Alligators in Louisiana, specifically, play an important role in regulating the the wetland ecosystem due to their predation on an invasive rodent known as nutria (introduced for fur trading in the 1930s). That species, unlike the alligator, has significantly degraded at least 100,000 acres of wetland in Louisiana. To reduce complexities of an ecosystem to "turtles and fish = good, alligators = bad" does a disservice to both ecological science and readers interested in understanding it.
Rosenblatt does agree that alligator hunting is "an important part of alligator management programs, and alligator meat is delicious," but he pushes back against the rationale provided by the original article. "Advocating for hunting because gators are destroying marshes? There's no evidence for that." In fact, like the claim of overpopulation, there is evidence against it, Rosenblatt said:
The rate of wetland loss in Louisiana has been declining, despite the fact that Louisiana alligator populations have been stable or growing slowly.

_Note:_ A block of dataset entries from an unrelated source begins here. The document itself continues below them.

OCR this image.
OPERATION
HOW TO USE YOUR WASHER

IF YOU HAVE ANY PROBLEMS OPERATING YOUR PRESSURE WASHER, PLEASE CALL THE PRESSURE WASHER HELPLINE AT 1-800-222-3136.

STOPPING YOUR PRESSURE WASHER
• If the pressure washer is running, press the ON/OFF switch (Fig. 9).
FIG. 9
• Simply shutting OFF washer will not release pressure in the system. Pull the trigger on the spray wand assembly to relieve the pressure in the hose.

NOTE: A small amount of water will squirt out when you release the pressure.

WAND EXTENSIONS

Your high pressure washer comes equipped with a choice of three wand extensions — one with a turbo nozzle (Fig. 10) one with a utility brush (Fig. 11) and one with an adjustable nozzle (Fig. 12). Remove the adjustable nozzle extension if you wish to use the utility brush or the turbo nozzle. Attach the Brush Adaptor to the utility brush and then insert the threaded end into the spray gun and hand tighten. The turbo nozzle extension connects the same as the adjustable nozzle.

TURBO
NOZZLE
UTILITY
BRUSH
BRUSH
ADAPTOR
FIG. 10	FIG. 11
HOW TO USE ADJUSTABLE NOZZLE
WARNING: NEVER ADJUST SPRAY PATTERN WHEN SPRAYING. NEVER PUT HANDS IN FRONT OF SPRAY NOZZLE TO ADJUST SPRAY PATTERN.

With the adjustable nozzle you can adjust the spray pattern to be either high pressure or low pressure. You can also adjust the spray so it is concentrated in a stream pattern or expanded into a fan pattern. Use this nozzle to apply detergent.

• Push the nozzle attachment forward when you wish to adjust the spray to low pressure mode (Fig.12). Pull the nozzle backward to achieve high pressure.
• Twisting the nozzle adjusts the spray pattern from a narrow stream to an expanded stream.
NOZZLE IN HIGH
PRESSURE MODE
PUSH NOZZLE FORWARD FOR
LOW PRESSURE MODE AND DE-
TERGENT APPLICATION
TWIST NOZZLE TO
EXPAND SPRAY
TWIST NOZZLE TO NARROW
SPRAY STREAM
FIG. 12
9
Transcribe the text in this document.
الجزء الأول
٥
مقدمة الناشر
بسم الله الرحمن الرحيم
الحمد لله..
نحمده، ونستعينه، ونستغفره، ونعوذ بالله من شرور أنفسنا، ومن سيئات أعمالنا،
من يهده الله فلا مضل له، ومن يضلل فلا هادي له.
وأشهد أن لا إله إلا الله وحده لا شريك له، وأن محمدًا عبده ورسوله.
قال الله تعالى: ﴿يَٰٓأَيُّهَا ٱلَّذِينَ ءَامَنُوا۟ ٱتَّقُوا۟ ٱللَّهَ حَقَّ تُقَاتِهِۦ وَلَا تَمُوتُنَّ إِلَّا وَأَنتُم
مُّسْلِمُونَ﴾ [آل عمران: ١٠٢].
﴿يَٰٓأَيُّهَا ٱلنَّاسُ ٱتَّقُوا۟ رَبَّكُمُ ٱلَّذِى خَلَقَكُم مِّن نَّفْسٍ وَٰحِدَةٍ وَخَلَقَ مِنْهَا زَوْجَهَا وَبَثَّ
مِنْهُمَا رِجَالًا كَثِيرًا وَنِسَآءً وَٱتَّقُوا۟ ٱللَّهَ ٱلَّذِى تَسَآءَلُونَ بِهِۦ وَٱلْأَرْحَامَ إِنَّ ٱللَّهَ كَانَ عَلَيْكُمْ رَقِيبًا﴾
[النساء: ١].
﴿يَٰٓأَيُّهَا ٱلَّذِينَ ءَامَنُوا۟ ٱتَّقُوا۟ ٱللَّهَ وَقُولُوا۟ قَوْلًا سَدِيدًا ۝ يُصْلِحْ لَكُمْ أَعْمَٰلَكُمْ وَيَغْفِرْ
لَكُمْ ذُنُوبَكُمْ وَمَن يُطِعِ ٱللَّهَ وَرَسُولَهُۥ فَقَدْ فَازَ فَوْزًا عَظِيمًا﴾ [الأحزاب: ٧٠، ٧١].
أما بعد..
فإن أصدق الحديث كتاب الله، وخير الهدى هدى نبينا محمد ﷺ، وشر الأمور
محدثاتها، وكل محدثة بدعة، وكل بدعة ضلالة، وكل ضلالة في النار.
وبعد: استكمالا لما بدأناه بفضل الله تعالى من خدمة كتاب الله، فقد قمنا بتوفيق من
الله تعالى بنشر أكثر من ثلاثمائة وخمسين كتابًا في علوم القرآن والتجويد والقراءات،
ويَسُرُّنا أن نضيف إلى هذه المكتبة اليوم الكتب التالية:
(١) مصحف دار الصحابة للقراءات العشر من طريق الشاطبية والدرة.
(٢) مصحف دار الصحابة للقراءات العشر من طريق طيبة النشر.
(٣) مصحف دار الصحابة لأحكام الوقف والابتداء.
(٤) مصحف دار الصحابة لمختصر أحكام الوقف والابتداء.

The first version of this article reported on the opinion of an alligator chef without verifying the factual bases underlying his opinions. In truth, no evidence supports either the claim that Louisiana alligators are overpopulated or that their presence is contributing to a loss of wetland habitat. It is, perhaps, great press for Nathan Richard’s restaurant, but a fact-based, scientifically-valid investigation it is not.
We reached out to the writer of this piece for comment, but have not yet heard back.